O financiamento inicial da pesquisa é de 18 meses, com início em janeiro de 2026, período em que a equipe buscará a cultura material porventura existente que os documentos relatos dos cronistas não revelam. “Conhecemos bem os instrumentos de opressão, mas sabemos muito pouco sobre os espaços onde essas populações viviam, seus rituais e festas. Nosso trabalho quer trazer à luz o cotidiano palmarino por meio de objetos que indiquem permanência e produção de conhecimento”, pontua o professor.

Segundo Flávio, historicamente construiu-se um imaginário que associa povos negros ao atraso, focando apenas na escravidão e nos instrumentos de tortura, enquanto os espaços de liberdade, rituais e tecnologias desenvolvidos nos quilombos foram ignorados pelas narrativas oficiais: “a arqueologia tem o papel fundamental de combater o apagamento da cultura negra na sociedade brasileira. Esse trabalho permitirá contrapor essas narrativas coloniais, dando voz e protagonismo aos próprios povos de Palmares e reforçando a importância desse quilombo como símbolo máximo de resistência e busca pela liberdade no Brasil, e nas Américas”, afirma.

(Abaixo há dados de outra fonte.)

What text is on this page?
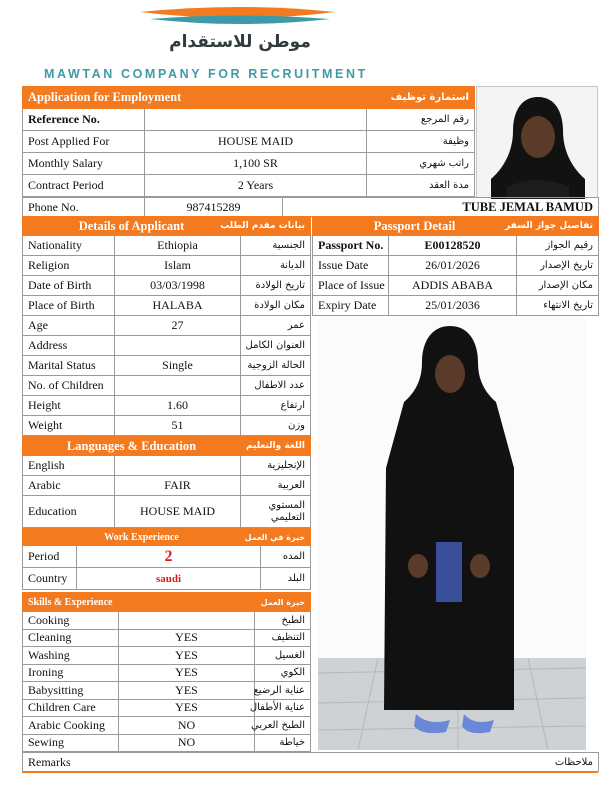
موطن للاستقدام
MAWTAN COMPANY FOR RECRUITMENT
Application for Employment		استمارة توظيف
Reference No.		رقم المرجع
Post Applied For	HOUSE MAID	وظيفة
Monthly Salary	1,100 SR	راتب شهري
Contract Period	2 Years	مدة العقد
Phone No.	987415289	TUBE JEMAL BAMUD
Details of Applicant		بيانات مقدم الطلب
Nationality	Ethiopia	الجنسية
Religion	Islam	الديانة
Date of Birth	03/03/1998	تاريخ الولادة
Place of Birth	HALABA	مكان الولادة
Age	27	عمر
Address		العنوان الكامل
Marital Status	Single	الحالة الزوجية
No. of Children		عدد الاطفال
Height	1.60	ارتفاع
Weight	51	وزن
Passport Detail		تفاصيل جواز السفر
Passport No.	E00128520	رقيم الجواز
Issue Date	26/01/2026	تاريخ الإصدار
Place of Issue	ADDIS ABABA	مكان الإصدار
Expiry Date	25/01/2036	تاريخ الانتهاء
Languages & Education		اللغة والتعليم
English		الإنجليزية
Arabic	FAIR	العربية
Education	HOUSE MAID	المستوي التعليمي
Work Experience		خبرة في العمل
Period	2	المده
Country	saudi	البلد
Skills & Experience		خبرة العمل
Cooking		الطبخ
Cleaning	YES	التنظيف
Washing	YES	الغسيل
Ironing	YES	الكوي
Babysitting	YES	عناية الرضيع
Children Care	YES	عناية الأطفال
Arabic Cooking	NO	الطبخ العربي
Sewing	NO	خياطة
Remarks	ملاحظات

Além de Flávio, participam da equipe os arqueólogos Onésimo Santos e Daniel Ferreira; o cartógrafo Levy Pereira, os historiadores Bruno Miranda (UFRPE); Felipe Damasceno, Danilo Marques e Zezito Araújo; o antropólogo Vágner Bijagó, do Núcleo de Estudos Afro-Brasileiros e Indígenas (Neabi/Ufal – Campus Sertão), e o profissional em audiovisual Leandro Pereira, além dos estudantes, que serão fundamentais para a formação acadêmica.

A ciência produzida no Sertão

A iniciativa vem chamando a atenção de pessoas de todo o mundo. Flávio conta que diversos veículos nacionais e internacionais têm dado visibilidade ao projeto devido à sua natureza inovadora. “Recentemente, por exemplo, demos uma entrevista para uma mídia alternativa alemã que costuma divulgar grandes projetos arqueológicos, como pesquisas em Stonehenge e no Egito. Isso mostra o alcance e a relevância do que estamos desenvolvendo”, exalta.

Para ele, a pesquisa coloca a Universidade em outro patamar como referência na área de pesquisa e extensão, e destaca que a ciência feita em campi como o do Sertão merece mais atenção institucional: “é importante destacar a relevância da interiorização da universidade. Eu sou professor do Campus do Sertão e faço questão de enfatizar isso, porque esse projeto demonstra que a expansão das IES foi exitosa. No campo da arqueologia, esse projeto ganha ainda mais importância porque o único núcleo de arqueologia da Ufal está hoje no Campus do Sertão. A produção de conhecimento não acontece apenas na capital”, reafirma.

Para o futuro, Flávio espera que, unindo a escuta aos trabalhos arqueológicos, os resultados da pesquisa abram espaço para outra visão sobre o que é socialmente difundido a respeito das vivências do povo negro.

“Qualquer procedimento será realizado em diálogo com comunidades de terreiro e com a Fundação Cultural Palmares. Nosso trabalho tem sido pautado pela escuta e pela consulta às comunidades negras, justamente para evitar práticas coloniais que historicamente impuseram pesquisas sem considerar os interesses e valores dos povos envolvidos. A arqueologia é, por natureza, uma ciência coletiva. Por isso, os méritos e reconhecimentos precisam ser sempre compartilhados”, finaliza.